Monday, May 19, 2008

Chug, chug, chugging along...

Kiera is still a bit sick, but seems a little better. We bagged her twice yesterday AM, but this morning was okay. She's able to stretch her nebs about 6 hours although her lungs start sounding a little wheezy at about the 4th or 5th hour. She got some good napping in the last few days which helped I think. If it's nice this afternoon we might go outside or walk down to see Daddy at work. We'll see.

She has been so interested in sucking the end of her exhalation tube on her vent which leaks saline solution, that I thought she might like a bottle. She doesn't take it from us in a feeding setting; however, I put some maraschino cherry juice with "Thick It" in a low flow bottle and left it in her play area. It's quite messy, but I put a bib on her and let her play while I'm "not watching." She's done this twice and has started getting the nipple near her face at least.
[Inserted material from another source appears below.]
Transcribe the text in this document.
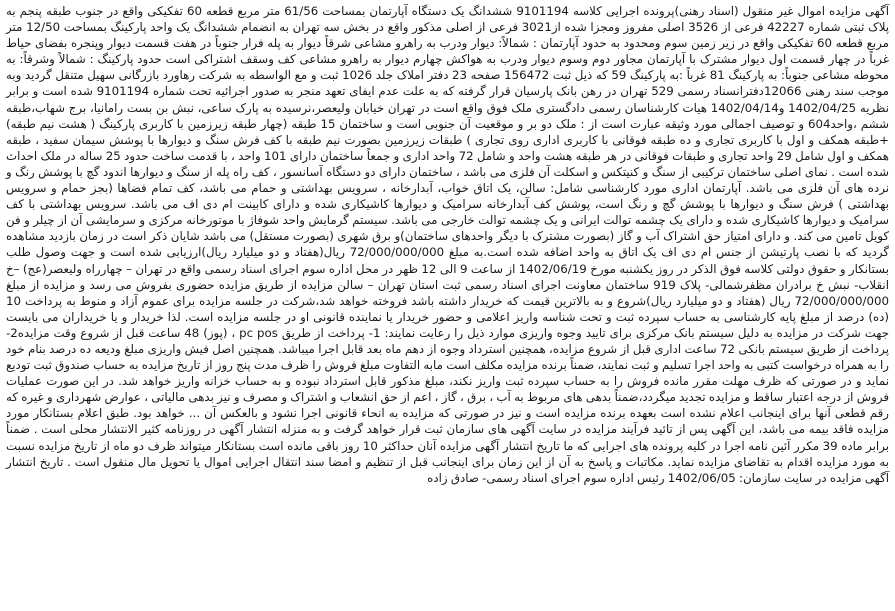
آگهی مزایده اموال غیر منقول (اسناد رهنی)پرونده اجرایی کلاسه 9101194 ششدانگ یک دستگاه آپارتمان بمساحت 61/56 متر مربع قطعه 60 تفکیکی واقع در جنوب طبقه پنجم به پلاک ثبتی شماره 42227 فرعی از 3526 اصلی مفروز ومجزا شده از3021 فرعی از اصلی مذکور واقع در بخش سه تهران به انضمام ششدانگ یک واحد پارکینگ بمساحت 12/50 متر مربع قطعه 60 تفکیکی واقع در زیر زمین سوم ومحدود به حدود آپارتمان : شمالاً: دیوار ودرب به راهرو مشاعی شرقاً دیوار به پله فرار جنوباً در هفت قسمت دیوار وپنجره بفضای حیاط غرباً در چهار قسمت اول دیوار مشترک با آپارتمان مجاور دوم وسوم دیوار ودرب به هواکش چهارم دیوار به راهرو مشاعی کف وسقف اشتراکی است حدود پارکینگ : شمالاً وشرقاً: به محوطه مشاعی جنوباً: به پارکینگ 81 غرباً :به پارکینگ 59 که ذیل ثبت 156472 صفحه 23 دفتر املاک جلد 1026 ثبت و مع الواسطه به شرکت رهاورد بازرگانی سهیل متنقل گردید وبه موجب سند رهنی 12066دفترانسناد رسمی 529 تهران در رهن بانک پارسیان قرار گرفته که به علت عدم ایفای تعهد منجر به صدور اجرائیه تحت شماره 9101194 شده است و برابر نظریه 1402/04/25 و1402/04/14 هیات کارشناسان رسمی دادگستری ملک فوق واقع است در تهران خیابان ولیعصر،نرسیده به پارک ساعی، نبش بن بست رامانیا، برج شهاب،طبقه ششم ،واحد604 و توصیف اجمالی مورد وثیقه عبارت است از : ملک دو بر و موقعیت آن جنوبی است و ساختمان 15 طبقه (چهار طبقه زیرزمین با کاربری پارکینگ ( هشت نیم طبقه) +طبقه همکف و اول با کاربری تجاری و ده طبقه فوقانی با کاربری اداری روی تجاری ) طبقات زیرزمین بصورت نیم طبقه با کف فرش سنگ و دیوارها با پوشش سیمان سفید ، طبقه همکف و اول شامل 29 واحد تجاری و طبقات فوقانی در هر طبقه هشت واحد و شامل 72 واحد اداری و جمعاً ساختمان دارای 101 واحد ، با قدمت ساخت حدود 25 ساله در ملک احداث شده است . نمای اصلی ساختمان ترکیبی از سنگ و کنیتکس و اسکلت آن فلزی می باشد ، ساختمان دارای دو دستگاه آسانسور ، کف راه پله از سنگ و دیوارها اندود گچ با پوشش رنگ و نرده های آن فلزی می باشد. آپارتمان اداری مورد کارشناسی شامل: سالن، یک اتاق خواب، آبدارخانه ، سرویس بهداشتی و حمام می باشد، کف تمام فضاها (بجز حمام و سرویس بهداشتی ) فرش سنگ و دیوارها با پوشش گچ و رنگ است، پوشش کف آبدارخانه سرامیک و دیوارها کاشیکاری شده و دارای کابینت ام دی اف می باشد. سرویس بهداشتی با کف سرامیک و دیوارها کاشیکاری شده و دارای یک چشمه توالت ایرانی و یک چشمه توالت خارجی می باشد. سیستم گرمایش واحد شوفاژ با موتورخانه مرکزی و سرمایشی آن از چیلر و فن کویل تامین می کند. و دارای امتیاز حق اشتراک آب و گاز (بصورت مشترک با دیگر واحدهای ساختمان)و برق شهری (بصورت مستقل) می باشد شایان ذکر است در زمان بازدید مشاهده گردید که با نصب پارتیشن از جنس ام دی اف یک اتاق به واحد اضافه شده است.به مبلغ 72/000/000/000 ریال(هفتاد و دو میلیارد ریال)ارزیابی شده است و جهت وصول طلب بستانکار و حقوق دولتی کلاسه فوق الذکر در روز یکشنبه مورخ 1402/06/19 از ساعت 9 الی 12 ظهر در محل اداره سوم اجرای اسناد رسمی واقع در تهران – چهارراه ولیعصر(عج) –خ انقلاب- نبش خ برادران مظفرشمالی- پلاک 919 ساختمان معاونت اجرای اسناد رسمی ثبت استان تهران – سالن مزایده از طریق مزایده حضوری بفروش می رسد و مزایده از مبلغ 72/000/000/000 ریال (هفتاد و دو میلیارد ریال)شروع و به بالاترین قیمت که خریدار داشته باشد فروخته خواهد شد،شرکت در جلسه مزایده برای عموم آزاد و منوط به پرداخت 10 (ده) درصد از مبلغ پایه کارشناسی به حساب سپرده ثبت و تحت شناسه واریز اعلامی و حضور خریدار یا نماینده قانونی او در جلسه مزایده است. لذا خریدار و یا خریداران می بایست جهت شرکت در مزایده به دلیل سیستم بانک مرکزی برای تایید وجوه واریزی موارد ذیل را رعایت نمایند: 1- پرداخت از طریق pc pos ، (پوز) 48 ساعت قبل از شروع وقت مزایده2- پرداخت از طریق سیستم بانکی 72 ساعت اداری قبل از شروع مزایده، همچنین استرداد وجوه از دهم ماه بعد قابل اجرا میباشد. همچنین اصل فیش واریزی مبلغ ودیعه ده درصد بنام خود را به همراه درخواست کتبی به واحد اجرا تسلیم و ثبت نمایند، ضمناً برنده مزایده مکلف است مابه التفاوت مبلغ فروش را ظرف مدت پنج روز از تاریخ مزایده به حساب صندوق ثبت تودیع نماید و در صورتی که ظرف مهلت مقرر مانده فروش را به حساب سپرده ثبت واریز نکند، مبلغ مذکور قابل استرداد نبوده و به حساب خزانه واریز خواهد شد. در این صورت عملیات فروش از درجه اعتبار ساقط و مزایده تجدید میگردد،ضمناً بدهی های مربوط به آب ، برق ، گاز ، اعم از حق انشعاب و اشتراک و مصرف و نیز بدهی مالیاتی ، عوارض شهرداری و غیره که رقم قطعی آنها برای اینجانب اعلام نشده است بعهده برنده مزایده است و نیز در صورتی که مزایده به انحاء قانونی اجرا نشود و بالعکس آن ... خواهد بود. طبق اعلام بستانکار مورد مزایده فاقد بیمه می باشد، این آگهی پس از تائید فرآیند مزایده در سایت آگهی های سازمان ثبت قرار خواهد گرفت و به منزله انتشار آگهی در روزنامه کثیر الانتشار محلی است . ضمناً برابر ماده 39 مکرر آئین نامه اجرا در کلیه پرونده های اجرایی که ما تاریخ انتشار آگهی مزایده آنان حداکثر 10 روز باقی مانده است بستانکار میتواند ظرف دو ماه از تاریخ مزایده نسبت به مورد مزایده اقدام به تقاضای مزایده نماید. مکاتبات و پاسخ به آن از این زمان برای اینجانب قبل از تنظیم و امضا سند انتقال اجرایی اموال یا تحویل مال منقول است . تاریخ انتشار آگهی مزایده در سایت سازمان: 1402/06/05 رئیس اداره سوم اجرای اسناد رسمی- صادق زاده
Yesterday she had cherry juice ALL OVER her face and running into her nose and ears because she was lying down. I think she's getting the taste at least. It's not really in the speech therapists' plans. They want to try purees and gradually move to liquids to teach her to swallow, but I think she's thirsty and likes the liquids. The fear is that she might aspirate, so that's why we thicken the liquids. It's just that she likes her paci so much, I feel like we need to use that to help her start eating and that she's likely to start sucking the nipple on the bottle. We'll see if I get my hand slapped when the therapist comes tomorrow. :)

So I am a member of an on-line group of micropreemie moms. It's really helpful to get feedback from other moms who really know what it's like having a baby under 2 lbs. I was on one mom's blog yesterday, and she had this link to a short NY Times article on how it affects a parent's life to have their child die or come close to dying. It really echoed things I had already thought myself, and I thought Kiera's readers might benefit from reading it, too. I think it helps make clear what a preemie mom is going through daily, even after NICU and PICU.

http://www.nytimes.com/2008/04/08/health/views/08case.html?ex=1365393600&en=91989fd64174dc3d&ei=5124&partner=permalink&exprod=permalink

I think there are many outside observers of the situation that would think, "Why don't they just get over it?" or "She's big now, so you can stop worrying." The truth is, most parents have never even given a thought to what they MIGHT do for a funeral for their child. I guarantee you that every preemie mom has had the thought cross her mind. I constantly have images in my head of what would happen if I walked in the room or woke up and Kiera was decanulated, especially because she's been sticking her finger under her trach dressing into the stoma (much like a 2 yr old might pick their nose). Whenever she's sleeping, I truly look twice to make sure her chest is moving even though I hear the vent running and the SAT monitor is reading fine. How many parents know what shade of blue their baby's lips can be before it's a crisis? I can match lip color to her O2 percentage without a monitor. I think the big worry hanging over my head revolves around the question of what will happen next year when we are finally coming off the ventilator and we have to do her airway surgery. It will be PICU all over again. What if we get that far and there's a problem in surgery or she gets an infection in recovery? What will we do if she has a crisis at home when she's NOT trached?

Sorry about my little moment of venting. It's probably enhanced by PMS and no sleep. I do find it helps to voice the fears though, even if it's just in this forum. Then I can face them, and move on to my day. I guess I've stalled long enough. It's time for Kiera's bath and trach care (i.e. wrestling match).

Therese

1 comment:

Sarah said...

Oh my goodness. You articulated what I feel so much. Every time Emery has to have a procedure I freak out about how he'll react to the anesthesia and I have this really freaky thought process that I can't think about his procedures now in case he doesn't make it or has complications from them so I just need to enjoy the time I have with him now, and then I go through this whole process of just wanting to cancel it or get it over with. Sometimes I just sit and hold him and tell him how much I love him in case I don't get the chance to do it tomorrow.

When we're in the car and he falls asleep I have to actually put my hand on his chest to feel the chest rise to make sure he's breathing.

Anyway, on another note, I'm glad she's feeling a bit better and I wish I could just mail you a nurse.

As far as the cherry juice, I keep laughing thinking about her covered in it. That visual alone is worth it even if it's not on the agenda!